03/06/2008 | Laurent Katz

Avec CaptureNX2, Nikon comble de nombreux manques de la version un et souhaite en faire une alternative crédible à Lightroom pour gérer de A à Z un flux de travail basé sur le Nef, le format Raw de ses reflex.


Depuis toujours, la communauté des utilisateurs des reflex Nikon a regretté que Capture, le logiciel de développement Raw lancé avec le D1, ne soit pas gratuit. Puis vont Camera Raw d’Adobe, intégré à Photoshop et à Photoshop Elements, qui a rendu ce point moins crucial. Le lancement de Capture NX, avec l’éditeur américain Nik Multimedia, puis la mise à disposition gratuite du logiciel avec les 300 000 reflex D300 et D3 vendus a pu satisfaire les « nikonistes »… jusqu’à l’annonce de la version 2, qui est payante. 199 € ou 99 € en mise à jour depuis la version 1, qu’elle ait été achetée ou obtenue sans bourse déliée.


- ViewNX2 propose la mise à jour des données IPTC et XMP, intégrées au fichier.

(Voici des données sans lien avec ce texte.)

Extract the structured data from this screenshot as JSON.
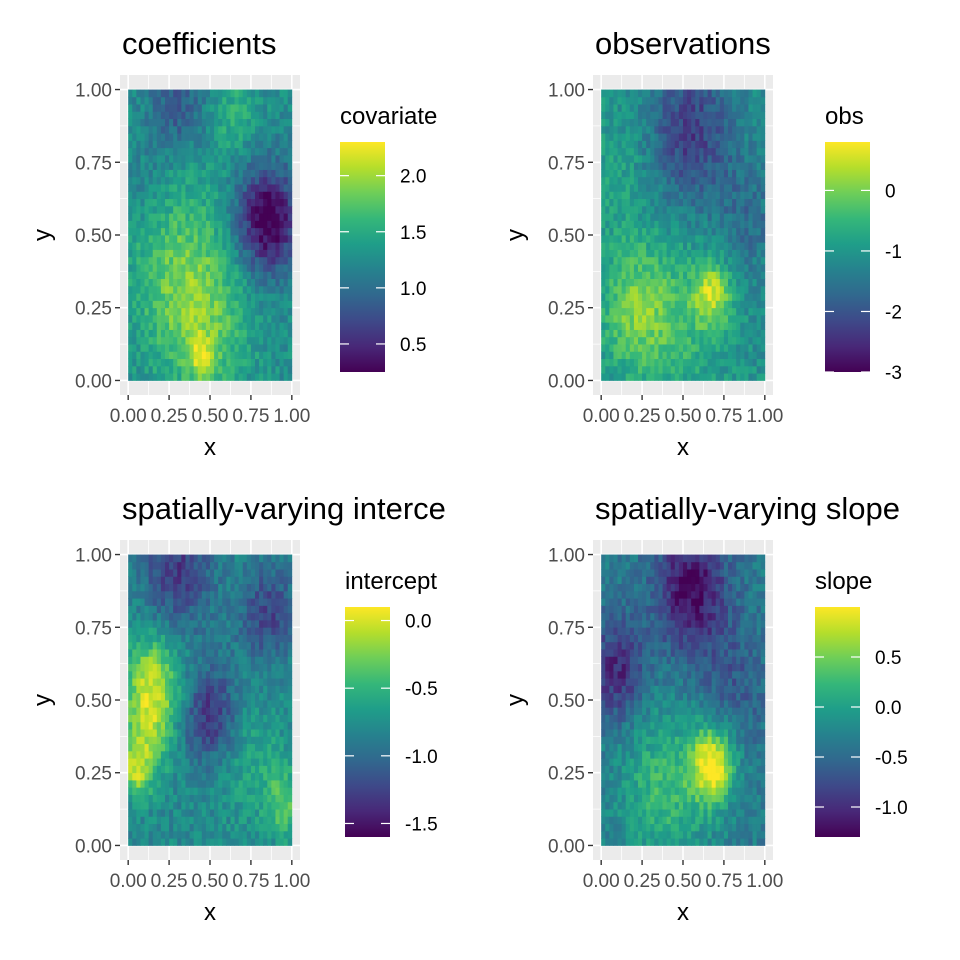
{
  "chart_data": [
    {
      "type": "heatmap",
      "panel_id": "coefficients",
      "title": "coefficients",
      "xlabel": "x",
      "ylabel": "y",
      "xlim": [
        0,
        1
      ],
      "ylim": [
        0,
        1
      ],
      "x_ticks": [
        "0.00",
        "0.25",
        "0.50",
        "0.75",
        "1.00"
      ],
      "y_ticks": [
        "0.00",
        "0.25",
        "0.50",
        "0.75",
        "1.00"
      ],
      "legend_title": "covariate",
      "value_range": [
        0.25,
        2.3
      ],
      "legend_ticks": [
        {
          "label": "0.5",
          "value": 0.5
        },
        {
          "label": "1.0",
          "value": 1.0
        },
        {
          "label": "1.5",
          "value": 1.5
        },
        {
          "label": "2.0",
          "value": 2.0
        }
      ],
      "field_blobs": [
        {
          "x": 0.85,
          "y": 0.55,
          "s": 0.13,
          "a": -1.1
        },
        {
          "x": 0.45,
          "y": 0.22,
          "s": 0.2,
          "a": 0.55
        },
        {
          "x": 0.25,
          "y": 0.45,
          "s": 0.22,
          "a": 0.35
        },
        {
          "x": 0.3,
          "y": 0.95,
          "s": 0.12,
          "a": -0.45
        },
        {
          "x": 0.1,
          "y": 0.65,
          "s": 0.12,
          "a": -0.2
        },
        {
          "x": 0.45,
          "y": 0.08,
          "s": 0.05,
          "a": 0.6
        },
        {
          "x": 0.65,
          "y": 0.92,
          "s": 0.1,
          "a": 0.3
        }
      ],
      "field_base": 1.25
    },
    {
      "type": "heatmap",
      "panel_id": "observations",
      "title": "observations",
      "xlabel": "x",
      "ylabel": "y",
      "xlim": [
        0,
        1
      ],
      "ylim": [
        0,
        1
      ],
      "x_ticks": [
        "0.00",
        "0.25",
        "0.50",
        "0.75",
        "1.00"
      ],
      "y_ticks": [
        "0.00",
        "0.25",
        "0.50",
        "0.75",
        "1.00"
      ],
      "legend_title": "obs",
      "value_range": [
        -3.0,
        0.8
      ],
      "legend_ticks": [
        {
          "label": "-3",
          "value": -3
        },
        {
          "label": "-2",
          "value": -2
        },
        {
          "label": "-1",
          "value": -1
        },
        {
          "label": "0",
          "value": 0
        }
      ],
      "field_blobs": [
        {
          "x": 0.55,
          "y": 0.85,
          "s": 0.18,
          "a": -1.2
        },
        {
          "x": 0.68,
          "y": 0.3,
          "s": 0.08,
          "a": 1.4
        },
        {
          "x": 0.2,
          "y": 0.25,
          "s": 0.15,
          "a": 0.9
        },
        {
          "x": 0.45,
          "y": 0.2,
          "s": 0.2,
          "a": 0.6
        },
        {
          "x": 0.9,
          "y": 0.55,
          "s": 0.15,
          "a": -0.5
        },
        {
          "x": 0.1,
          "y": 0.7,
          "s": 0.15,
          "a": 0.3
        }
      ],
      "field_base": -1.1
    },
    {
      "type": "heatmap",
      "panel_id": "intercept",
      "title": "spatially-varying interce",
      "xlabel": "x",
      "ylabel": "y",
      "xlim": [
        0,
        1
      ],
      "ylim": [
        0,
        1
      ],
      "x_ticks": [
        "0.00",
        "0.25",
        "0.50",
        "0.75",
        "1.00"
      ],
      "y_ticks": [
        "0.00",
        "0.25",
        "0.50",
        "0.75",
        "1.00"
      ],
      "legend_title": "intercept",
      "value_range": [
        -1.6,
        0.1
      ],
      "legend_ticks": [
        {
          "label": "-1.5",
          "value": -1.5
        },
        {
          "label": "-1.0",
          "value": -1.0
        },
        {
          "label": "-0.5",
          "value": -0.5
        },
        {
          "label": "0.0",
          "value": 0.0
        }
      ],
      "field_blobs": [
        {
          "x": 0.15,
          "y": 0.55,
          "s": 0.12,
          "a": 0.75
        },
        {
          "x": 0.1,
          "y": 0.35,
          "s": 0.1,
          "a": 0.45
        },
        {
          "x": 0.5,
          "y": 0.45,
          "s": 0.12,
          "a": -0.55
        },
        {
          "x": 0.85,
          "y": 0.8,
          "s": 0.12,
          "a": -0.45
        },
        {
          "x": 0.3,
          "y": 0.95,
          "s": 0.15,
          "a": -0.5
        },
        {
          "x": 0.75,
          "y": 0.3,
          "s": 0.15,
          "a": 0.2
        },
        {
          "x": 0.95,
          "y": 0.15,
          "s": 0.08,
          "a": 0.45
        },
        {
          "x": 0.05,
          "y": 0.25,
          "s": 0.06,
          "a": 0.5
        }
      ],
      "field_base": -0.8
    },
    {
      "type": "heatmap",
      "panel_id": "slope",
      "title": "spatially-varying slope",
      "xlabel": "x",
      "ylabel": "y",
      "xlim": [
        0,
        1
      ],
      "ylim": [
        0,
        1
      ],
      "x_ticks": [
        "0.00",
        "0.25",
        "0.50",
        "0.75",
        "1.00"
      ],
      "y_ticks": [
        "0.00",
        "0.25",
        "0.50",
        "0.75",
        "1.00"
      ],
      "legend_title": "slope",
      "value_range": [
        -1.3,
        1.0
      ],
      "legend_ticks": [
        {
          "label": "-1.0",
          "value": -1.0
        },
        {
          "label": "-0.5",
          "value": -0.5
        },
        {
          "label": "0.0",
          "value": 0.0
        },
        {
          "label": "0.5",
          "value": 0.5
        }
      ],
      "field_blobs": [
        {
          "x": 0.55,
          "y": 0.88,
          "s": 0.15,
          "a": -0.9
        },
        {
          "x": 0.1,
          "y": 0.6,
          "s": 0.12,
          "a": -0.7
        },
        {
          "x": 0.68,
          "y": 0.28,
          "s": 0.09,
          "a": 1.3
        },
        {
          "x": 0.4,
          "y": 0.2,
          "s": 0.2,
          "a": 0.6
        },
        {
          "x": 0.8,
          "y": 0.55,
          "s": 0.15,
          "a": -0.3
        }
      ],
      "field_base": -0.35
    }
  ]
}
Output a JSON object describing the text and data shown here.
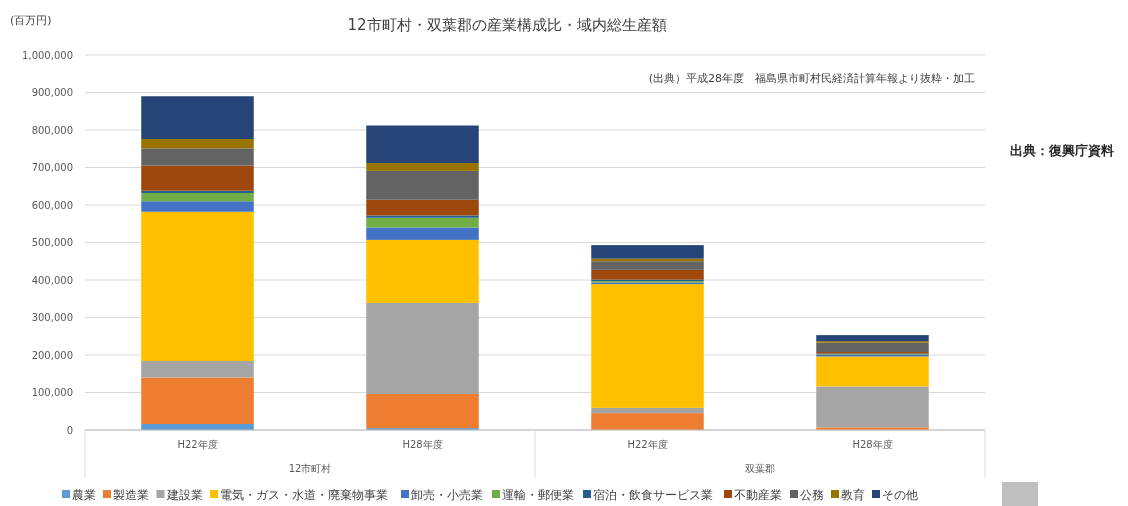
{
  "chart_data": {
    "type": "bar",
    "title": "12市町村・双葉郡の産業構成比・域内総生産額",
    "ylabel": "(百万円)",
    "stacked": true,
    "grid": "y",
    "legend": "bottom",
    "categories": [
      "H22年度",
      "H28年度",
      "H22年度",
      "H28年度"
    ],
    "annotations": [
      "12市町村",
      "双葉郡",
      "(出典）平成28年度　福島県市町村民経済計算年報より抜粋・加工",
      "出典：復興庁資料"
    ],
    "ylim": [
      0,
      1000000
    ],
    "yticks": [
      {
        "value": 0,
        "label": "0"
      },
      {
        "value": 100000,
        "label": "100,000"
      },
      {
        "value": 200000,
        "label": "200,000"
      },
      {
        "value": 300000,
        "label": "300,000"
      },
      {
        "value": 400000,
        "label": "400,000"
      },
      {
        "value": 500000,
        "label": "500,000"
      },
      {
        "value": 600000,
        "label": "600,000"
      },
      {
        "value": 700000,
        "label": "700,000"
      },
      {
        "value": 800000,
        "label": "800,000"
      },
      {
        "value": 900000,
        "label": "900,000"
      },
      {
        "value": 1000000,
        "label": "1,000,000"
      }
    ],
    "series": [
      {
        "name": "農業",
        "color": "#5b9bd5",
        "values": [
          16000,
          5000,
          null,
          null
        ]
      },
      {
        "name": "製造業",
        "color": "#ed7d31",
        "values": [
          124000,
          91000,
          45000,
          7000
        ]
      },
      {
        "name": "建設業",
        "color": "#a5a5a5",
        "values": [
          44000,
          243000,
          14000,
          109000
        ]
      },
      {
        "name": "電気・ガス・水道・廃棄物事業",
        "color": "#ffc000",
        "values": [
          398000,
          168000,
          330000,
          80000
        ]
      },
      {
        "name": "卸売・小売業",
        "color": "#4472c4",
        "values": [
          28000,
          33000,
          4000,
          4000
        ]
      },
      {
        "name": "運輸・郵便業",
        "color": "#70ad47",
        "values": [
          22000,
          26000,
          4000,
          2000
        ]
      },
      {
        "name": "宿泊・飲食サービス業",
        "color": "#255e91",
        "values": [
          6000,
          6000,
          4000,
          2000
        ]
      },
      {
        "name": "不動産業",
        "color": "#9e480e",
        "values": [
          67000,
          42000,
          26000,
          4000
        ]
      },
      {
        "name": "公務",
        "color": "#636363",
        "values": [
          46000,
          77000,
          23000,
          25000
        ]
      },
      {
        "name": "教育",
        "color": "#997300",
        "values": [
          25000,
          21000,
          7000,
          4000
        ]
      },
      {
        "name": "その他",
        "color": "#264478",
        "values": [
          114000,
          100000,
          36000,
          16000
        ]
      }
    ]
  }
}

Une première chose que l’on remarque est l’intégration de la visionneuse ViewNX dans le logiciel, c’est plus pratique. Si celle-ci permet d’attribuer une notation, de créer des catégories (0 à 9), de modifier les données XMP et IPTC, d’effectuer des comparaisons visuelles entre photos et de lancer des traitements par lots, il lui manque la notion d’organisation propre à Lightroom ou Aperture. Ici, les images ne peuvent être rangées dans des catégories hiérarchiques, être affectées à des projets avec autant de souplesse que les deux concurrents d’Adobe et d’Apple. Cela dit, cette visionneuse est bien pratique et il suffirait qu’elle dispose d’une fonction de recherche sur les données IPTC et Exif pour acquérir une toute autre dimension.


- Le mode de retouche rapide permet d’améliorer le rendu tonal de l’image, notamment celui des zones de fortes et basses luminosités.

CaptureNX2 lui-même a fait l’objet de nombreuses interventions. Si certains points ergonomiques de la manipulation des palettes reste toujours contestable, la prise en compte d’un deuxième écran, l’un affichant ViewNX, l’autre la photo en cours de retouche est appréciable. Nik Software a rajouté une palette de retouche graphique, proposant des interventions combinées sur l’histogramme et la courbe de tonalité, un ajustement des hautes et basses lumières pour y récupérer des détails, un ajustement du contraste et de la saturation, ainsi qu’un correcteur d’exposition.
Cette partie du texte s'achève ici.